MUMBAI: India’s newly appointed central bank governor, Sanjay Malhotra, has projected a brighter economic outlook for 2025, driven by robust consumer and business confidence. These remarks, included in the bi-annual Financial Stability Report released yesterday, mark Malhotra’s first public commentary on growth prospects since assuming office earlier this month.
“Following the slowdown in economic activity during the first half of 2024-25, the Indian economy is poised for improvement,” Malhotra noted in the report’s foreword. “Consumer and business confidence remain elevated, and corporations are entering 2025 with solid balance sheets and high profitability, setting the stage for a positive investment environment.”
A Surprising Appointment
Malhotra’s appointment to the Reserve Bank of India (RBI) was unexpected, announced just two days before his term began on December 11. A seasoned bureaucrat, he has emphasized stability and growth as the twin pillars of his economic vision. While his initial press briefing avoided specifics about monetary policy, his statements suggest a potential shift in approach.
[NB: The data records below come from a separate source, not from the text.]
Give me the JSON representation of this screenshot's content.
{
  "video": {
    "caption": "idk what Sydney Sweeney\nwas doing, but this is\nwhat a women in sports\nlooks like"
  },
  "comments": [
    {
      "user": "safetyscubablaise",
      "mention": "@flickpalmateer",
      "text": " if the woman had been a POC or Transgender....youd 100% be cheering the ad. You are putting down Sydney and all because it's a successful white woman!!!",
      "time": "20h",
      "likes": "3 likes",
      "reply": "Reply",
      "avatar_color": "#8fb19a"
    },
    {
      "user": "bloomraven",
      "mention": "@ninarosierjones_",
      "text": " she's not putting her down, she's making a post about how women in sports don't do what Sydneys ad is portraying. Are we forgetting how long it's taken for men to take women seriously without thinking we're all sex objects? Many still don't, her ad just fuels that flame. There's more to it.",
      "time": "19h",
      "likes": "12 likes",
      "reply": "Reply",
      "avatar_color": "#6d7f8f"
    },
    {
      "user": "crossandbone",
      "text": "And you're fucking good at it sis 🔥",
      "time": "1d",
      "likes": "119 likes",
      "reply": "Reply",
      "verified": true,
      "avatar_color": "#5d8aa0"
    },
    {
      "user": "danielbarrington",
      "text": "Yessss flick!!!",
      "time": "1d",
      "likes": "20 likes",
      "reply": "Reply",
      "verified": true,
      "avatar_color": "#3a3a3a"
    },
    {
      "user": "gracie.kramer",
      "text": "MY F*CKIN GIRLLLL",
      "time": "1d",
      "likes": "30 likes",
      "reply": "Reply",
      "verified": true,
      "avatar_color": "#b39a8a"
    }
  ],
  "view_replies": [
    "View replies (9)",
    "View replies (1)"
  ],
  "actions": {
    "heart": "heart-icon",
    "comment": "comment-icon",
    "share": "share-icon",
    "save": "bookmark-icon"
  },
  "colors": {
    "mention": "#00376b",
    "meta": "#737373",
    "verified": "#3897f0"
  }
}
Under the tenure of former governor Shaktikanta Das, the RBI maintained steady interest rates for nearly two years, resisting internal and external calls for easing. However, economists speculate that Malhotra might initiate rate cuts as early as February 2025, signaling a departure from his predecessor’s stance.
Slowing Growth and Revised Projections
India’s economic growth slowed to its weakest pace in nearly two years in the previous quarter, prompting the RBI to lower its growth projection for the fiscal year to 6.5%, down from over 8% in the previous fiscal year. Despite the slowdown, the RBI anticipates a rebound in the latter half of the year, bolstered by domestic drivers such as public consumption, investment, and strong service exports.
On the global front, Malhotra highlighted the easing of inflationary pressures as a positive sign, opening up monetary policy space to support growth. However, he cautioned against medium-term challenges, including geopolitical tensions, financial market volatility, climate risks, and rising debt levels.
Focus on Financial Stability
Malhotra reaffirmed the RBI’s commitment to financial stability, emphasizing its role in achieving sustained economic growth. “India’s financial sector remains resilient, supported by strong earnings, low levels of impaired assets, and substantial capital buffers,” he said.
The Financial Stability Report highlighted that Indian banks and non-banking financial companies are well-capitalized, with the sector’s capital adequacy ratio expected to remain stable at around 16.5% through March 2026. Stress tests indicate that no lender is at risk of falling below the regulatory capital requirement, even under adverse conditions.
However, the report warned of a potential rise in bad loans, with the gross non-performing assets ratio of Indian banks projected to increase to 3% by March 2026, from 2.6% in September 2024. This uptick could result from stretched asset valuations and increasing indebtedness, challenges that will test the resilience of the banking sector.
As India navigates these complexities, the central bank’s leadership will be critical in balancing financial stability with the pursuit of economic growth.